Les auteurs examinent ensuite la situation française (p. 101 à 141). Pour cela, ils commencent par analyser le rapport de la commission Dubedout (rendu dans les années 1980). Ce rapport préconise de traiter les quartiers mais en s’appuyant sur les gens. Pour cela, il prend pour exemple l’opération de réhabilitation menée dans le quartier de l’Alma-Gare de Roubaix. Cette commission considère que si l’on veut que les réhabilitations aient un impact durable, il faut y associer directement les habitants. En se fondant sur cette idée, elle a inventé la formule du développement social des quartiers (DSQ) qui doit concilier deux impératifs : apporter plus de moyens aux quartiers et valoriser les initiatives des élus et des habitants.
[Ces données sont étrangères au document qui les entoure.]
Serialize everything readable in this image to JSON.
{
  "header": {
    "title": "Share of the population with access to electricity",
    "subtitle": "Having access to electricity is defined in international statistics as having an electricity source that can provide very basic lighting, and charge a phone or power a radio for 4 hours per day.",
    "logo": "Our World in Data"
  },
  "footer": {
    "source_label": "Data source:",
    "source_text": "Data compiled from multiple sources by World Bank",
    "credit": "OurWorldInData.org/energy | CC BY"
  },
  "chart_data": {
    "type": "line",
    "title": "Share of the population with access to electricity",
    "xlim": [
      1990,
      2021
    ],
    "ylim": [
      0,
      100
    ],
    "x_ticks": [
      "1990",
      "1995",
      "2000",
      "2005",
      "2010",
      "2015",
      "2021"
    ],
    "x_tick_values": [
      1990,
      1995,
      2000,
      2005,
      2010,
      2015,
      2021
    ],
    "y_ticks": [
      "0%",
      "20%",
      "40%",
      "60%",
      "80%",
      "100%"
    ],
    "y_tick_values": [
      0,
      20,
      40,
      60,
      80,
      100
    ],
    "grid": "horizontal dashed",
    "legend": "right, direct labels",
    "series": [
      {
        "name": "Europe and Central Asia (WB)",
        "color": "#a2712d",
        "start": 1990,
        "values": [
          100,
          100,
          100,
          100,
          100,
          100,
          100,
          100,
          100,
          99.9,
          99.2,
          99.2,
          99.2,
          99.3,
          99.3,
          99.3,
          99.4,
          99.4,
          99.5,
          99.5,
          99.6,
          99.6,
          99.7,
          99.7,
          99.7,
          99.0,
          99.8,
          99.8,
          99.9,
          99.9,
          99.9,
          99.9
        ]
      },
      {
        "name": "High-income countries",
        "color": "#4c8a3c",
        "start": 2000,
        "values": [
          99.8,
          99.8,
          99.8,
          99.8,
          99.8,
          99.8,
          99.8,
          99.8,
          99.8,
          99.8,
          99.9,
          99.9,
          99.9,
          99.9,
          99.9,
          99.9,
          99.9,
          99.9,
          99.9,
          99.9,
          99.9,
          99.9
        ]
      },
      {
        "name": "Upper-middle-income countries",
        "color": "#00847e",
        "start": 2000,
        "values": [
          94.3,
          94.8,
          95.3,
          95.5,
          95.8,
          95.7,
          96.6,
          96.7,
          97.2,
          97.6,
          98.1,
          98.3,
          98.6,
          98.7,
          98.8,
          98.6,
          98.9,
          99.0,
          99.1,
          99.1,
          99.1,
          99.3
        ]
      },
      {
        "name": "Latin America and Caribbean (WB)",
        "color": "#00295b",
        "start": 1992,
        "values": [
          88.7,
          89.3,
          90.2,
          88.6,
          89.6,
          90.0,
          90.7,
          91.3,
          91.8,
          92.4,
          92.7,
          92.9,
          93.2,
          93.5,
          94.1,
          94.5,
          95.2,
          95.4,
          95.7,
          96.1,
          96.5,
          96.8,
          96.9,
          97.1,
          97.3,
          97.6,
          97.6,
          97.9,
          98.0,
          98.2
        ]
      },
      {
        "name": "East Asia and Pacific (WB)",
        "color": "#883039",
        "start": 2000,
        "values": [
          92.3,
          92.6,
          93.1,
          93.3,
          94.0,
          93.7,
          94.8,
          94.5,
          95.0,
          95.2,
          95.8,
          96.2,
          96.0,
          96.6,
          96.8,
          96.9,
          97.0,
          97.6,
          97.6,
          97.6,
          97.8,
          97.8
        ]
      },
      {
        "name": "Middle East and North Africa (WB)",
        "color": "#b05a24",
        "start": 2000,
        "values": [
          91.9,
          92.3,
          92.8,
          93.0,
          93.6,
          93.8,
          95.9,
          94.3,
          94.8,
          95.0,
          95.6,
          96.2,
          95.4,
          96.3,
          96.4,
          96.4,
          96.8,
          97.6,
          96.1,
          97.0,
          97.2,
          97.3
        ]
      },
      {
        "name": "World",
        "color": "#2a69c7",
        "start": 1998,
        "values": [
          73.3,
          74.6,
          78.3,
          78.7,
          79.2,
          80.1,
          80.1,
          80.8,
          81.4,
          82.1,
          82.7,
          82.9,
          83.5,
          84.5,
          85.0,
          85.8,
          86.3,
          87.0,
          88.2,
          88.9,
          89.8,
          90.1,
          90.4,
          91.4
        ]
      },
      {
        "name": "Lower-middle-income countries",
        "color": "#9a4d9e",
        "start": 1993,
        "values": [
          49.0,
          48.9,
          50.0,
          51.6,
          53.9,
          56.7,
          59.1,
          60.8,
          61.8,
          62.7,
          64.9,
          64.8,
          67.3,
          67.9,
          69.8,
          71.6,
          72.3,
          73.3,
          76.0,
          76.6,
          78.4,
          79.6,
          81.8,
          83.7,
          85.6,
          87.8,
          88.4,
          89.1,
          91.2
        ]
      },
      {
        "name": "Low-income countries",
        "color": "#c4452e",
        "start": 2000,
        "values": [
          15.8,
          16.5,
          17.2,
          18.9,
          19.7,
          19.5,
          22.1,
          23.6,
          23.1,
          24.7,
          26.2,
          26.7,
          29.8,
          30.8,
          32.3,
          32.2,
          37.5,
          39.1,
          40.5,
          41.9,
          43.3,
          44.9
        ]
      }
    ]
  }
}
Mais, cela fut un échec. Par conséquent au début des années 1990, le DSQ fut abandonné au profit de la discrimination positive territoriale qui a pour but de compenser les déficits du territoire en matière de service public et d’emploi. C’est le « souci du territoire qui se trouve mis en avant plus que celui des gens, le désir de veiller à ce qu’il présente les mêmes qualités dans tout le périmètre de la République, qu’il n’y ait pas des lieux plus injustement traités que d’autres . »
On peut se demander quelle différence il y a entre la notion de discrimination positive territoriale et celle d’affirmative action. Ces deux notions se différencient par-rapport au but, au moyen et à la forme de l’exigence. En effet, la discrimination positive territoriale ne se soucie pas des gens

directement mais du territoire. De plus, elle ne vise pas à faire franchir les barrières aux publics défavorisés mais à retenir les agents des services dans la limite de ces territoires. Et enfin, il n’y a pas d’obligation de résultat mais de moyen.

Cette discrimination positive territoriale traite les symptômes et non l’origine du mal (concentration de la pauvreté). C’est pourquoi la Loi d’orientation pour la ville (1991), le Pacte de relance de la politique de la Ville (1996) et la Loi SRU (2000) mettent en œuvre une politique volontaire de mixité sociale ; politique qui est mise au service de l’option « place ».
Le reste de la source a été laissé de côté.